Depending exactly how much you care about getting the last few bit of performance out you might start worrying earlier (or later).
using .Threads, BenchmarkTools
# a silly function taking some time, returning its thread
f(n) = (sum((i for i in 1:n) .^ 2); threadid())
function show_load(threads)
res = fill("", nthreads())
foreach(i->res[i]*="*", threads)
res
end
If we put the same load on all tasks, all threads are employed. Even with unbalanced load (if M >> N | M: number of tasks, N: nthreads) the balance is quite good:
But there is still an issue in the imbalance shown above: if there are more threads available at the time of task creation, the task should be given to a random thread (not to the first available one).
But I’m not able to make a PR for that since I don’t want to mess up enq_work(t::Task) (cited above by you).

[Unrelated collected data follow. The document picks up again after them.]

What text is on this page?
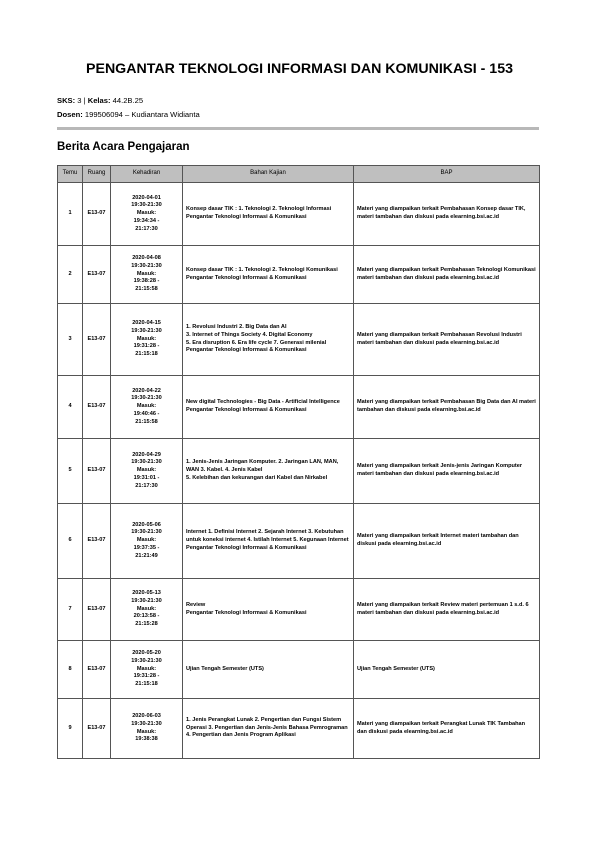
PENGANTAR TEKNOLOGI INFORMASI DAN KOMUNIKASI - 153
SKS: 3 | Kelas: 44.2B.25
Dosen: 199506094 – Kudiantara Widianta
Berita Acara Pengajaran
Temu	Ruang	Kehadiran	Bahan Kajian	BAP
1	E13-07	2020-04-01
19:30-21:30
Masuk:
19:34:34 -
21:17:30	Konsep dasar TIK : 1. Teknologi 2. Teknologi Informasi
Pengantar Teknologi Informasi & Komunikasi	Materi yang diampaikan terkait Pembahasan Konsep dasar TIK, materi tambahan dan diskusi pada elearning.bsi.ac.id
2	E13-07	2020-04-08
19:30-21:30
Masuk:
19:38:28 -
21:15:58	Konsep dasar TIK : 1. Teknologi 2. Teknologi Komunikasi
Pengantar Teknologi Informasi & Komunikasi	Materi yang diampaikan terkait Pembahasan Teknologi Komunikasi materi tambahan dan diskusi pada elearning.bsi.ac.id
3	E13-07	2020-04-15
19:30-21:30
Masuk:
19:31:28 -
21:15:18	1. Revolusi Industri 2. Big Data dan AI
3. Internet of Things Society 4. Digital Economy
5. Era disruption 6. Era life cycle 7. Generasi milenial
Pengantar Teknologi Informasi & Komunikasi	Materi yang diampaikan terkait Pembahasan Revolusi Industri materi tambahan dan diskusi pada elearning.bsi.ac.id
4	E13-07	2020-04-22
19:30-21:30
Masuk:
19:40:46 -
21:15:58	New digital Technologies - Big Data - Artificial Intelligence
Pengantar Teknologi Informasi & Komunikasi	Materi yang diampaikan terkait Pembahasan Big Data dan AI materi tambahan dan diskusi pada elearning.bsi.ac.id
5	E13-07	2020-04-29
19:30-21:30
Masuk:
19:31:01 -
21:17:30	1. Jenis-Jenis Jaringan Komputer. 2. Jaringan LAN, MAN, WAN 3. Kabel. 4. Jenis Kabel
5. Kelebihan dan kekurangan dari Kabel dan Nirkabel	Materi yang diampaikan terkait Jenis-jenis Jaringan Komputer materi tambahan dan diskusi pada elearning.bsi.ac.id
6	E13-07	2020-05-06
19:30-21:30
Masuk:
19:37:35 -
21:21:49	Internet 1. Definisi Internet 2. Sejarah Internet 3. Kebutuhan untuk koneksi internet 4. Istilah Internet 5. Kegunaan Internet
Pengantar Teknologi Informasi & Komunikasi	Materi yang diampaikan terkait Internet materi tambahan dan diskusi pada elearning.bsi.ac.id
7	E13-07	2020-05-13
19:30-21:30
Masuk:
20:13:58 -
21:15:28	Review
Pengantar Teknologi Informasi & Komunikasi	Materi yang diampaikan terkait Review materi pertemuan 1 s.d. 6 materi tambahan dan diskusi pada elearning.bsi.ac.id
8	E13-07	2020-05-20
19:30-21:30
Masuk:
19:31:28 -
21:15:18	Ujian Tengah Semester (UTS)	Ujian Tengah Semester (UTS)
9	E13-07	2020-06-03
19:30-21:30
Masuk:
19:38:38	1. Jenis Perangkat Lunak 2. Pengertian dan Fungsi Sistem Operasi 3. Pengertian dan Jenis-Jenis Bahasa Pemrograman 4. Pengertian dan Jenis Program Aplikasi	Materi yang diampaikan terkait Perangkat Lunak TIK Tambahan dan diskusi pada elearning.bsi.ac.id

Can I say thank-you to everybody who has contributed to this thread. It has been very informative, far beyond my basic question, which appears to be more or less definitively answered by a simple recommendation to use ThreadPools.jl, which I shall do.
For what it’s worth, I think @tkf’s Transducers ecosystem is the right way to provide a high level interface for solving this problem. Depending on the syntax and interfaces you prefer, one of these three packages may be very useful to you (they all do the same thing essentially under the hood):
These will do things like automatic load balancing and work very well for embarassingly parallel problems, as well as non-embarassingly parallel problems.
There’s of course some corner cases where the performance is not as good as desired, but this generally a very good place to start, and it’s flexible and modular enough that you can hook in and provide custom implementations of certain steps to increase efficiency. It’s improving all the time too.
Oh, I think this is a pretty good demo of the pathological case of the current parallel runtime. This happens because we don’t have task migration across worker threads. In that example, once thread 2 eats all the tasks, these tasks cannot be moved to other threads.
To be more specific, you can pass basesize to functions in Transducers.jl, ThreadsX.jl etc. for load-balancing. You’d need something smaller than M/N but how small depends on the typical distribution of the run-time of your computation.
With channels in the parallel runtime my use case to let a task read first from a channel is a natural consequence - even if it may be not so common. Task allocation to threads should be better distributed in the first place before having to migrate tasks between threads.
I wanted to say pathological scheduling; obviously not pathological usecase. It’d be great to support non-blocking functions well in the parallel runtime, of course.